Krish Patel, MD
Long-term follow-up findings recently presented with the BTK inhibitors acalabrutinib (Calquence) and ibrutinib (Imbruvica), and updated data with the next-generation agent zanubrutinib (BGB-3111), continued to demonstrate clinical activity in patients with relapsed/refractory mantle cell lymphoma (MCL).
Moreover, the updated results on the efficacy and safety profiles could affect physicians’ treatment decisions when comparing these BTK inhibitors, explained Krish Patel, MD.
“In particular, the late toxicity data and the overall rate of continuation of the medication is a really important feature and that may be an important difference between some of these agents,” said Patel, an oncologist at the Swedish Cancer Institute.
Data presented during the meeting included longer follow-up from the phase II ACE-LY-004 trial of acalabrutinib.
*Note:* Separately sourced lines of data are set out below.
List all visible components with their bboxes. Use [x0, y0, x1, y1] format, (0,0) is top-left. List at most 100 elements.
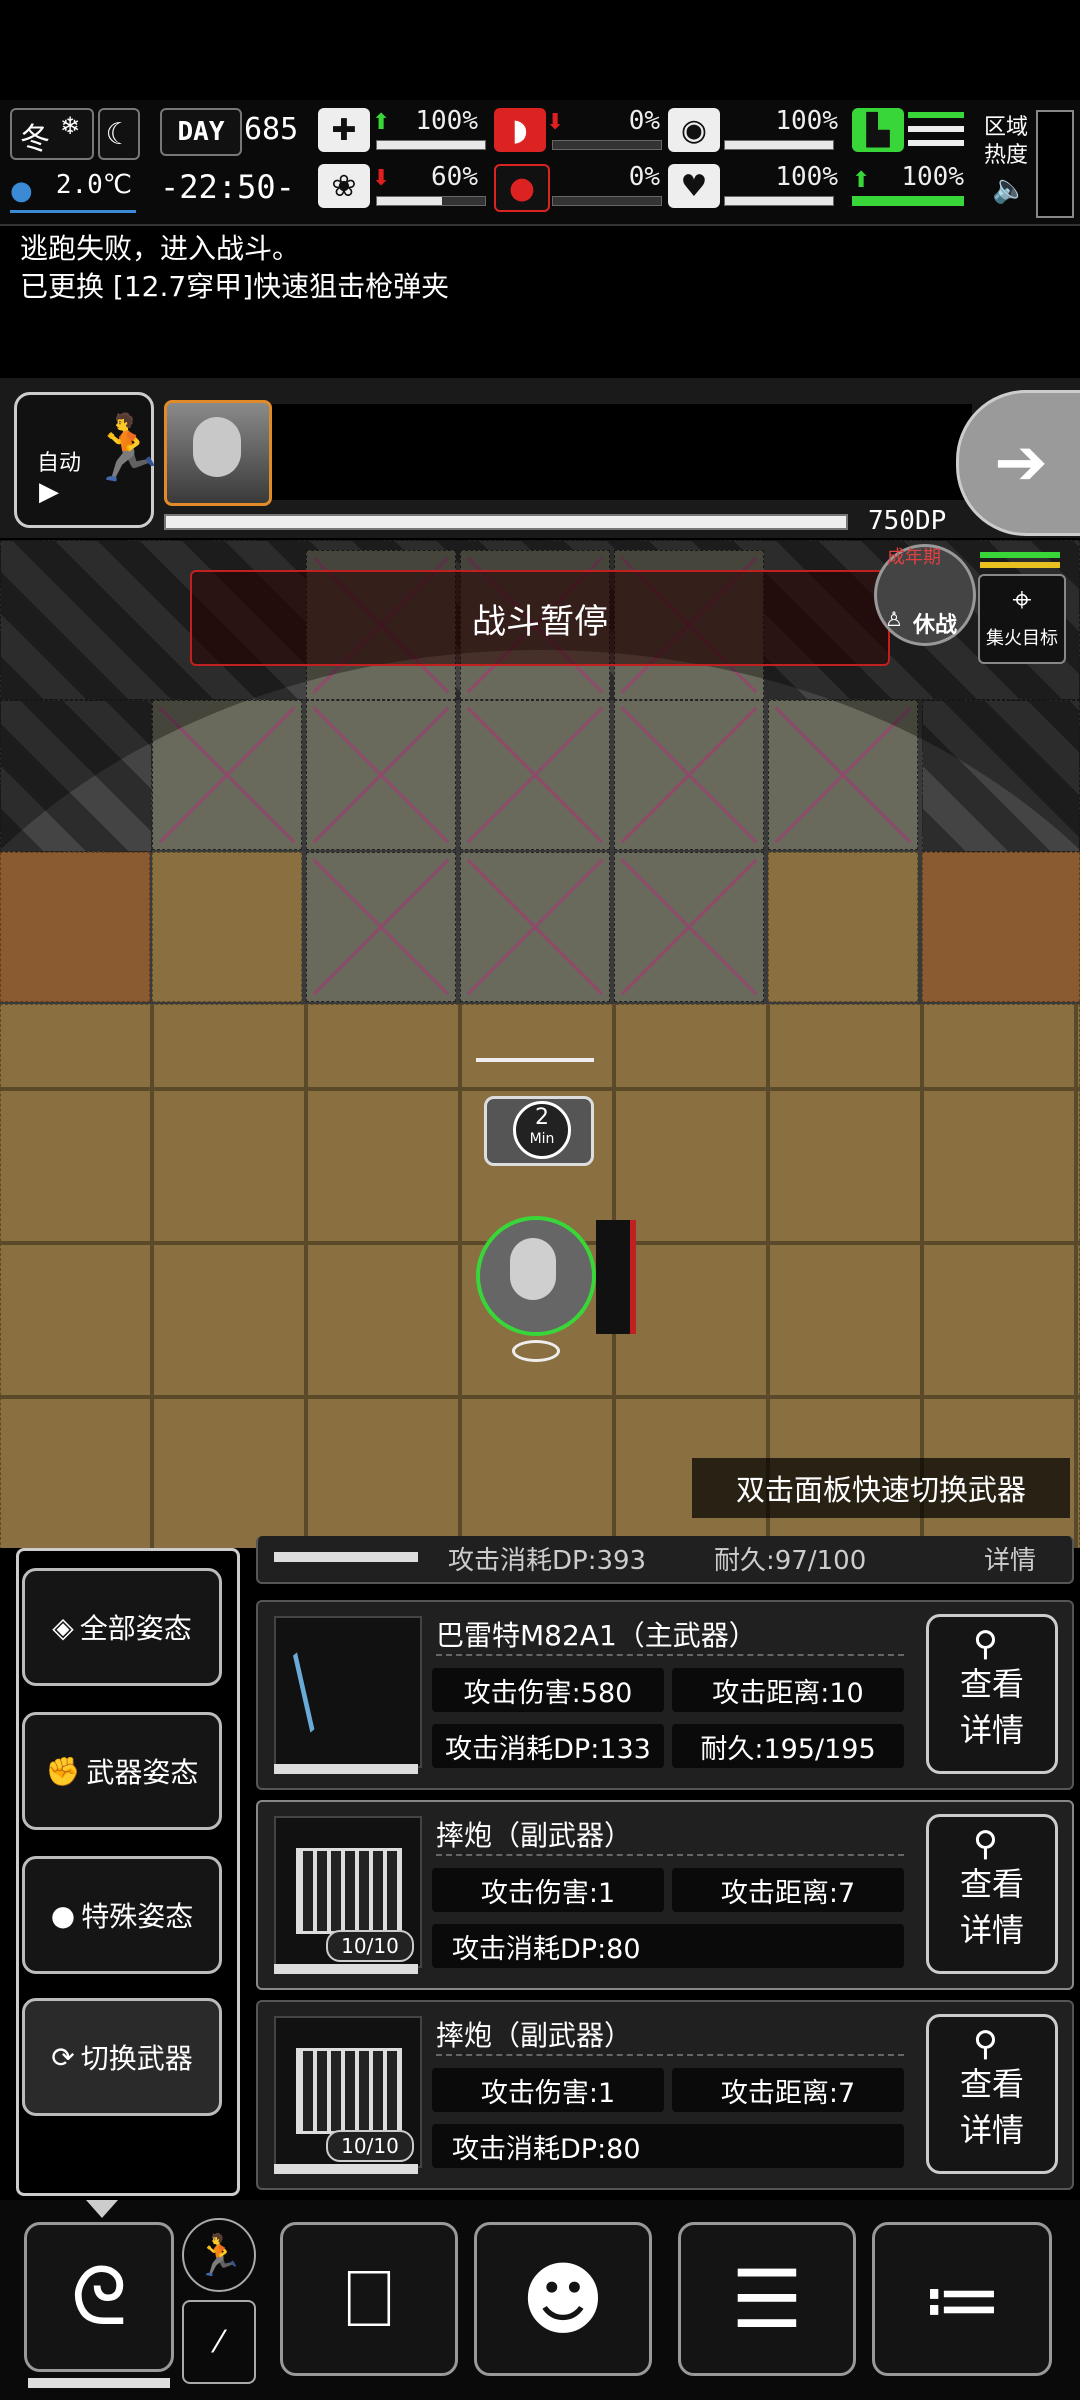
- truce-icon: ♙: [885, 607, 903, 631]
- weapon-stance-button[interactable]: ✊ 武器姿态: [22, 1712, 222, 1830]
- leg-pct: 100%: [901, 162, 964, 192]
- weapon-damage: 攻击伤害:1: [432, 2068, 664, 2112]
- leg-status-bar-1: [908, 112, 964, 118]
- heart-bar: [724, 196, 834, 206]
- ammo-count: 10/10: [326, 2130, 414, 2162]
- auto-label: 自动: [37, 451, 82, 476]
- temperature-gauge: ● 2.0℃: [10, 166, 136, 213]
- heart-icon: ♥: [668, 164, 720, 208]
- view-details-button[interactable]: ⚲ 查看 详情: [926, 1814, 1058, 1974]
- combat-skill-button[interactable]: ᘓ: [24, 2222, 174, 2372]
- weapon-panel: ◈ 全部姿态 ✊ 武器姿态 ● 特殊姿态 ⟳ 切换武器 攻击消耗DP:393 耐久:97…: [0, 1536, 1080, 2200]
- ammo-count: 10/10: [326, 1930, 414, 1962]
- weapon-switch-hint: 双击面板快速切换武器: [692, 1458, 1070, 1518]
- health-pct: 100%: [415, 106, 478, 136]
- run-icon[interactable]: 🏃: [182, 2218, 256, 2292]
- speaker-icon[interactable]: 🔈: [992, 172, 1027, 205]
- stance-label: 特殊姿态: [81, 1900, 194, 1933]
- weapon-durability: 耐久:195/195: [672, 1724, 904, 1768]
- bleeding-pct: 0%: [628, 162, 660, 192]
- weapon-range: 攻击距离:10: [672, 1668, 904, 1712]
- battle-map[interactable]: 战斗暂停 成年期 休战 ♙ ⌖ 集火目标 2 Min 双击面板快速切换武器: [0, 540, 1080, 1550]
- log-line: 逃跑失败，进入战斗。: [20, 232, 301, 265]
- magnifier-icon: ⚲: [973, 1624, 998, 1664]
- enemy-stamina-bar: [980, 562, 1060, 568]
- view-details-button[interactable]: ⚲ 查看 详情: [926, 1614, 1058, 1774]
- weapon-card-partial[interactable]: 攻击消耗DP:393 耐久:97/100 详情: [256, 1536, 1074, 1584]
- enemy-piece[interactable]: 2 Min: [484, 1096, 594, 1166]
- bleeding-bar: [552, 196, 662, 206]
- turn-queue: [272, 404, 972, 500]
- detail-label-1: 查看: [959, 2065, 1024, 2103]
- layers-icon: ◈: [52, 1610, 74, 1644]
- character-button[interactable]: ☻: [474, 2222, 652, 2376]
- notebook-icon: ☰: [731, 2252, 803, 2346]
- scorpion-icon: ᘓ: [70, 2250, 128, 2343]
- posture-icon[interactable]: ⁄: [182, 2300, 256, 2384]
- season-badge: 冬 ❄: [10, 108, 94, 160]
- backpack-button[interactable]: ⎕: [280, 2222, 458, 2376]
- soldier-icon: 🏃: [87, 412, 167, 486]
- enemy-stage-label: 成年期: [887, 547, 941, 568]
- leg-status-bar-2: [908, 126, 964, 132]
- dp-value: 750DP: [868, 506, 947, 536]
- weapon-card[interactable]: ╱ 巴雷特M82A1（主武器） 攻击伤害:580 攻击距离:10 攻击消耗DP:…: [256, 1600, 1074, 1790]
- player-piece[interactable]: [476, 1216, 596, 1336]
- mental-bar: [376, 196, 486, 206]
- region-heat-label: 区域 热度: [984, 115, 1029, 168]
- dp-bar: [164, 514, 848, 530]
- timer-badge: 2 Min: [513, 1101, 571, 1159]
- list-menu-icon: ≔: [922, 2252, 1002, 2346]
- player-portrait[interactable]: [164, 400, 272, 506]
- backpack-icon: ⎕: [345, 2252, 393, 2345]
- day-number: 685: [244, 112, 299, 147]
- weapon-dp-cost: 攻击消耗DP:80: [432, 2124, 904, 2168]
- leg-bar: [852, 196, 964, 206]
- thirst-pct: 100%: [775, 106, 838, 136]
- crate-icon: [296, 2048, 402, 2134]
- crate-icon: [296, 1848, 402, 1934]
- auto-battle-button[interactable]: 自动 ▶ 🏃: [14, 392, 167, 528]
- weapon-card[interactable]: 10/10 摔炮（副武器） 攻击伤害:1 攻击距离:7 攻击消耗DP:80 ⚲ …: [256, 2000, 1074, 2190]
- thermometer-icon: ●: [10, 176, 33, 206]
- weapon-dp-cost: 攻击消耗DP:133: [432, 1724, 664, 1768]
- mental-pct: 60%: [431, 162, 478, 192]
- journal-button[interactable]: ☰: [678, 2222, 856, 2376]
- clock-time: -22:50-: [160, 168, 295, 206]
- detail-label-1: 查看: [959, 1865, 1024, 1903]
- weapon-range: 攻击距离:7: [672, 2068, 904, 2112]
- heat-meter: [1036, 110, 1074, 218]
- day-label: DAY: [160, 108, 242, 156]
- thirst-bar: [724, 140, 834, 150]
- season-label: 冬: [20, 122, 50, 157]
- health-bar: [376, 140, 486, 150]
- switch-weapon-button[interactable]: ⟳ 切换武器: [22, 1998, 222, 2116]
- hunger-bar: [552, 140, 662, 150]
- end-turn-arrow-button[interactable]: ➔: [956, 390, 1080, 536]
- active-indicator-icon: [86, 2200, 118, 2218]
- hunger-pct: 0%: [628, 106, 660, 136]
- focus-fire-button[interactable]: ⌖ 集火目标: [978, 574, 1066, 664]
- magnifier-icon: ⚲: [973, 2024, 998, 2064]
- fist-icon: ✊: [45, 1754, 81, 1788]
- player-equip-strip: [596, 1220, 636, 1334]
- durability-bar: [274, 1764, 418, 1774]
- weapon-name: 摔炮（副武器）: [436, 2019, 633, 2052]
- grenade-icon: ●: [50, 1898, 76, 1932]
- message-log: 逃跑失败，进入战斗。 已更换 [12.7穿甲]快速狙击枪弹夹: [20, 230, 1060, 306]
- stance-label: 武器姿态: [86, 1756, 199, 1789]
- menu-button[interactable]: ≔: [872, 2222, 1052, 2376]
- durability-bar: [274, 1964, 418, 1974]
- view-details-button[interactable]: ⚲ 查看 详情: [926, 2014, 1058, 2174]
- player-face: [510, 1238, 556, 1300]
- all-stances-button[interactable]: ◈ 全部姿态: [22, 1568, 222, 1686]
- enemy-status-label: 休战: [913, 613, 958, 638]
- status-bar: 冬 ❄ ☾ ● 2.0℃ DAY 685 -22:50- ✚ ⬆ 100% ◗ …: [0, 100, 1080, 226]
- rifle-icon: ╱: [267, 1654, 341, 1732]
- enemy-portrait[interactable]: 成年期 休战 ♙: [874, 544, 976, 646]
- weapon-damage: 攻击伤害:1: [432, 1868, 664, 1912]
- stomach-icon: ◗: [494, 108, 546, 152]
- weapon-card[interactable]: 10/10 摔炮（副武器） 攻击伤害:1 攻击距离:7 攻击消耗DP:80 ⚲ …: [256, 1800, 1074, 1990]
- special-stance-button[interactable]: ● 特殊姿态: [22, 1856, 222, 1974]
- divider: [436, 1854, 904, 1856]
Initial results from the trial led to the FDA approval of acalabrutinib in October 2017.
Additionally, promising findings were presented for zanubrutinib; the BTK inhibitor induced an overall response rate of 83.5% and a manageable toxicity profile in patients with relapsed/refractory MCL. In January 2019, the FDA granted zanubrutinib a breakthrough therapy designation for the treatment of adult patients with MCL who have previously received at least 1 prior therapy.
In an interview with OncLive
, Patel discussed some of the most significant MCL data presented during the 2018 ASH Annual Meeting and how the use of BTK inhibitors will evolve going forward.
OncLive: Could you discuss some of the most significant MCL abstracts presented during this year’s ASH Annual Meeting?
: The first one I thought was really interesting is in the frontline setting. There was an abstract presented from a combination of 2 phase II clinical trials that were done at Dana-Farber and Washington University in St. Louis, as well as some patients who were treated off clinical trial. In that particular abstract, what the investigators were looking at were overall responses, progression-free survival (PFS), and overall survival (OS) using an induction regimen of bendamustine/rituximab (Rituxan) given for 3 cycles. If patients were having an appropriate clinical response, they went on to get 3 cycles of rituximab/cytarabine before getting an autologous stem cell transplant.
I thought that abstract was particularly interesting because we don't really know what the optimal induction regimen is. We know there are a lot of different induction regimens people use and I think what this trial presents is another modern option to think about that needs to be studied in additional randomized prospective studies, but really it provides some compelling evidence that combining bendamustine and cytarabine may be a good platform prior to autologous transplant. So, I thought that one was pretty [thought] provoking and obviously it will need to be studied further, but it's an interesting option to think about.
What updates were there in the relapsed/refractory setting?
For the relapsed/refractory setting, I think there is a lot of knowledge and understanding about the importance of BTK inhibitors in MCL. What I thought was fairly interesting was to highlight some of the long-term data that have been reported or highlighted at this meeting for several of the BTK inhibitors. The first one was an abstract by Jeff Sharman, MD, and the US Oncology Research group where they actually looked at real-world patients treated off clinical trial with ibrutinib and they were basically trying to find what the response for the population of patients was like and how did they compare to patients treated in a clinical trial with ibrutinib, as well as also reporting on toxicities in the real world.
I think what stood out is really 2 things. First of all, I think the overall responses and the clinical benefit in terms of PFS looked pretty similar to what's been reported in clinical trials, so that gives us some additional information that what we see in the real-world population can mirror what we see in clinical trials. I thought another take-home that was important in that study was that, overall, in the real world, the discontinuation rate seemed to be higher than in the clinical trials. That was primarily driven by disease progression, but importantly, about a quarter of patients actually had to stop therapy with ibrutinib due to toxicities. That is a little higher than what has been reported in prior clinical trials, so that is an interesting outcome to note from a real-world population and I think we'll need to further understand and define why that could be. I think that's important when we're thinking about applying our evidence to patients in practice.